It’s always interesting to see an early film of a great actor or actress.

Juliettte Binoche made her debut in the André Techine-directed film Rendez-vous when she was just 21.

She went on to become a most successful actress in Kieslowski’s Three Colours Blue (1993), The English Patient (1996) and Chocolat (2000) and is now one is now one of France’s leading actresses.

In this film she plays Nina a young aspiring actress coming to Paris to make her fortune. She visits an estate agent Paulot to find cheap accommodation and he suggests she moves in to his own apartment that he shares with Quentin, an emotionally troubled actor, played by Lambert Wilson.

Both fall for Nina.

Quentin seems to enjoy both confronting her – which he does with a suicide attempt – and humiliating her. He invited her to his porno stage version of Romeo and Juliet in which he had sex with Juliet in nets above the audience. Nina walks out. In another scene she is asleep on her front. He invites Paulot into the bedroom – removes her sheet so that her nudity is exposed – and feels her  between the legs.

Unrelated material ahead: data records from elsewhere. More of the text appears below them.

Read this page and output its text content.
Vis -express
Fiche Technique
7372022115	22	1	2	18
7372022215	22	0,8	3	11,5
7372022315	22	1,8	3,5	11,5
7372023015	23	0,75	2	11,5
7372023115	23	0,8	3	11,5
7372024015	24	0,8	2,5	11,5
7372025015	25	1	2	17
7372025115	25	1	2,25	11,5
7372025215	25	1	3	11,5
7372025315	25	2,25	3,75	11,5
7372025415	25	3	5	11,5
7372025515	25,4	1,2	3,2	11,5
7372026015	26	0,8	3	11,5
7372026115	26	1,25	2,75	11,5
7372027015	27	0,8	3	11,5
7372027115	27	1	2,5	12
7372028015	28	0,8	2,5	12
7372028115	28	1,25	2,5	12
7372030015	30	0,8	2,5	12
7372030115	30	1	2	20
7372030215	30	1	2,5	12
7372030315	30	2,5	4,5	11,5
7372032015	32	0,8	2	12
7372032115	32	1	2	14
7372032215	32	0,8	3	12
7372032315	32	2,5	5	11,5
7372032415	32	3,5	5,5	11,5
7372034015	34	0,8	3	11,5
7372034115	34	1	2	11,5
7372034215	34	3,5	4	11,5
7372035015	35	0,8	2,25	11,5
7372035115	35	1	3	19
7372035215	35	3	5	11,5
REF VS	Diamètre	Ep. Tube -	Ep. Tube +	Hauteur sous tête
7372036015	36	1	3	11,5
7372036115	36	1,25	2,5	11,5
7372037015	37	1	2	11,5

The best French actors and actresses are not conventionally beautiful. I’m thinking here of Jean Paul Belmondo, Isabell Huppert and Julie Delpy.

La Binoche is also not conventionally beautiful, but her face – especially her eyes – has an arresting quality.

Her figure is not winsome and she does not have the bust of Brigitte Bardot.

Yet like all great actresses she inhabits her rôle.

Chocolat was adapted from a novel by Joanne Harris and apparently Binoche once pitched up at the Harris home out of the blue on her doorstep so as interpret her part better.

In Rendez – vous she has to play many roles: as the aspiring young actress in a silly domestic comedy in which she plays a coquettish maid, she has to Learn her lines for the role of Juliet in which she is cast by the enigmatic director Schutzel (played by the great Jean Louis Trinitignant) and fend off the unwanted advances of Quentin and Paulot.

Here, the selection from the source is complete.